SHARON STONE o doświadczeniach w Hollywood. „Producent kazał mi uprawiać seks z kolegą z planu”

Już wkrótce ukaże się autobiografia Sharon Stone zatytułowana „The Beauty of Living Twice”. Wczoraj Vanity Fair opublikowało jej fragmenty, w których możemy przeczytać o tym, jakiego zachowania producentów doświadczyła aktorka w swojej karierze.
Stone opisuje między innymi sytuację, w której pewien producent (nie wymienia nazwiska) nakazał jej uprawiać seks z aktorem pojawiającym się w filmie, aby polepszyć chemię między nimi. Jednocześnie mężczyzna przechwalał się tym, że swego czasu kochał się z Avą Gardner. Stone odpowiedziała wówczas, że jeśli aktor źle wypadł podczas zdjęć próbnych, to seks nie sprawi, że nagle stanie się utalentowany. „Nikt nie jest tak dobry w łóżku”.
Czułam, że mogą po prostu zatrudnić kogoś utalentowanego, kto potrafi zagrać scenę i pamięta swoje kwestie. Czułam też, że sami mogą się z nim przespać i mnie to w nie wciągać. Moją pracą było granie i to im uświadomiłam.
Sytuacja nie była jedyną, gdy polecono jej przespać się z kolegą z planu, co miałoby zaowocować lepszymi wspólnymi występami przed kamerą. Aktorka zawsze odmawiała, przez co traktowana była jako „trudna”. Mówiono jej też, że nikt jej nie zatrudni bo nie jest „seksowna” i „nie do wyr*chania”. Z kolei jeden z reżyserów nakazał jej usiąść mu na kolanach, a gdy odmówiła, nie chciał z nią dalej pracować.
Stone opowiedziała też o realizacji słynnej sceny przesłuchania w Nagim instynkcie.

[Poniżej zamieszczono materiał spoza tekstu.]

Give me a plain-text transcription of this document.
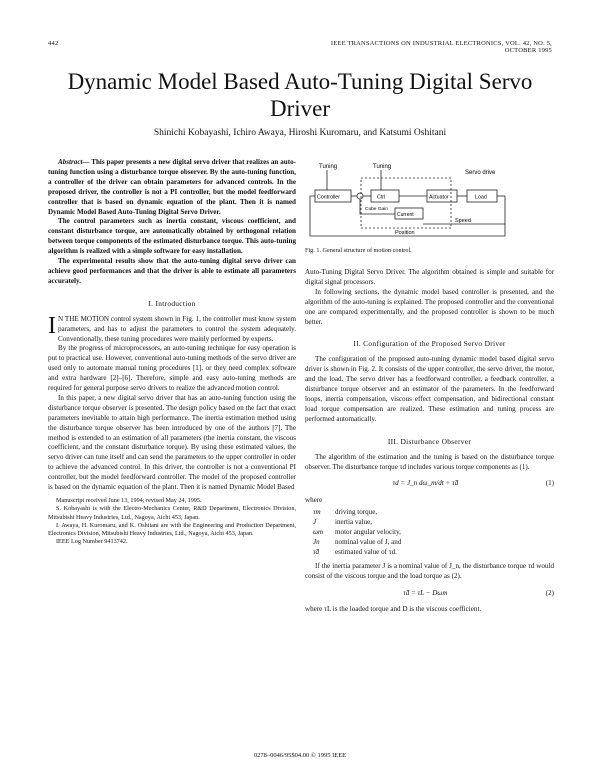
442	IEEE TRANSACTIONS ON INDUSTRIAL ELECTRONICS, VOL. 42, NO. 5, OCTOBER 1995
Dynamic Model Based Auto-Tuning Digital Servo Driver
Shinichi Kobayashi, Ichiro Awaya, Hiroshi Kuromaru, and Katsumi Oshitani

Abstract— This paper presents a new digital servo driver that realizes an auto-tuning function using a disturbance torque observer. By the auto-tuning function, a controller of the driver can obtain parameters for advanced controls. In the proposed driver, the controller is not a PI controller, but the model feedforward controller that is based on dynamic equation of the plant. Then it is named Dynamic Model Based Auto-Tuning Digital Servo Driver.

The control parameters such as inertia constant, viscous coefficient, and constant disturbance torque, are automatically obtained by orthogonal relation between torque components of the estimated disturbance torque. This auto-tuning algorithm is realized with a simple software for easy installation.

The experimental results show that the auto-tuning digital servo driver can achieve good performances and that the driver is able to estimate all parameters accurately.

I. Introduction

I N THE MOTION control system shown in Fig. 1, the controller must know system parameters, and has to adjust the parameters to control the system adequately. Conventionally, these tuning procedures were mainly performed by experts.

By the progress of microprocessors, an auto-tuning technique for easy operation is put to practical use. However, conventional auto-tuning methods of the servo driver are used only to automate manual tuning procedures [1], or they need complex software and extra hardware [2]–[6]. Therefore, simple and easy auto-tuning methods are required for general purpose servo drivers to realize the advanced motion control.

In this paper, a new digital servo driver that has an auto-tuning function using the disturbance torque observer is presented. The design policy based on the fact that exact parameters inevitable to attain high performance. The inertia estimation method using the disturbance torque observer has been introduced by one of the authors [7]. The method is extended to an estimation of all parameters (the inertia constant, the viscous coefficient, and the constant disturbance torque). By using these estimated values, the servo driver can tune itself and can send the parameters to the upper controller in order to achieve the advanced control. In this driver, the controller is not a conventional PI controller, but the model feedforward controller. The model of the proposed controller is based on the dynamic equation of the plant. Then it is named Dynamic Model Based

Manuscript received June 13, 1994; revised May 24, 1995.

S. Kobayashi is with the Electro-Mechanics Center, R&D Department, Electronics Division, Mitsubishi Heavy Industries, Ltd., Nagoya, Aichi 453, Japan.

I. Awaya, H. Kuromaru, and K. Oshitani are with the Engineering and Production Department, Electronics Division, Mitsubishi Heavy Industries, Ltd., Nagoya, Aichi 453, Japan.

IEEE Log Number 9413742.

Tuning	Tuning
Servo drive
Controller	Ctrl
Cube Gain
Current
Actuator	Load
Speed
Position
Fig. 1. General structure of motion control.

Auto-Tuning Digital Servo Driver. The algorithm obtained is simple and suitable for digital signal processors.

In following sections, the dynamic model based controller is presented, and the algorithm of the auto-tuning is explained. The proposed controller and the conventional one are compared experimentally, and the proposed controller is shown to be much better.

II. Configuration of the Proposed Servo Driver

The configuration of the proposed auto-tuning dynamic model based digital servo driver is shown in Fig. 2. It consists of the upper controller, the servo driver, the motor, and the load. The servo driver has a feedforward controller, a feedback controller, a disturbance torque observer and an estimator of the parameters. In the feedforward loops, inertia compensation, viscous effect compensation, and bidirectional constant load torque compensation are realized. These estimation and tuning process are performed automatically.

III. Disturbance Observer

The algorithm of the estimation and the tuning is based on the disturbance torque observer. The disturbance torque τd includes various torque components as (1).

τd = J_n dω_m/dt + τ̂d	(1)

where

τm	driving torque,
J	inertia value,
ωm	motor angular velocity,
Jn	nominal value of J, and
τ̂d	estimated value of τd.

If the inertia parameter J is a nominal value of J_n, the disturbance torque τd would consist of the viscous torque and the load torque as (2).

τ̂d = τL − Dωm	(2)

where τL is the loaded torque and D is the viscous coefficient.

0278–0046/95$04.00 © 1995 IEEE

Okazuje się, że podczas realizacji tego fragmentu zapewniono ją, że musi zdjąć majtki ponieważ odbijają światło, a w samym filmie nie będzie nic widać. Prawda wyszła na jaw podczas zamkniętego pokazu dla producentów i agentów – tam Stone odkryła, że w ostatecznym montażu widać jej części intymne. Spoliczkowała wtedy reżysera Paula Verhoevena i zadzwoniła do prawnika. Po rozmowach z Verhoevenem („początkowo twierdził, że nie ma innej opcji”) uznała jednak, że scena powinna zostać w filmie, bo jest istotna dla jej postaci. Całej historii już w 2017 roku zaprzeczał sam reżyser, twierdząc, że każda aktorka zdaje sobie sprawę na co się godzi, zdejmując bieliznę przed kamerą.
„The Beauty of Living Twice” trafi na półki 30 marca.